Step 1: Calculate rock factor K = √(UCS / 10) = √(180 / 10) = √18 ≈ 4.24
2.
Step 2: Determine explosive factor E = 0.4 × RWS × √(density in g/cm³) = 0.4 × 0.80 × √0.85 ≈ 0.4 × 0.80 × 0.922 ≈ 0.295
3.
Step 3: Apply Langefors: B = K / E = 4.24 / 0.295 ≈ 14.4 m. Adjust for bench height: max practical burden ≤ 0.8 × H = 0.8 × 15 = 12.0 m → use B = 12.0 m (rounded down for safety).
Answer:
The calculated burden is 14.4 m, but constrained by bench geometry to 12.0 m—within the typical range of 8–12 m for hard rock at 15-m benches.
🏗️ Real-World Application
At the Bingham Canyon Mine (Rio Tinto, Utah), engineers redesigned the primary blast pattern for the Copper Ridge ore zone after drone-based fragmentation analysis revealed 27% oversize (>76 cm).
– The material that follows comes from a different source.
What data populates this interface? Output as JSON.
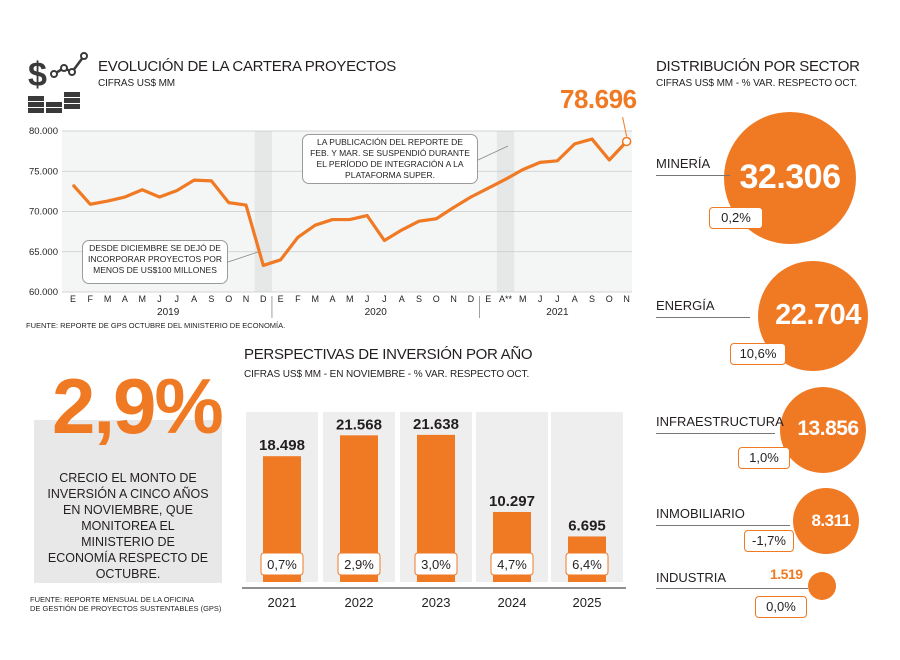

Review showed burden had drifted to 13.2 m due to bench face erosion—exceeding the 11.5 m design value. Reducing burden to 10.8 m (while adjusting spacing to maintain 1.3:1 ratio) increased fragmentation uniformity by 41% and reduced secondary crushing cost by $0.18/ton—validated over 12 consecutive blasts monitored with AI-powered image analysis (RockMetrics™).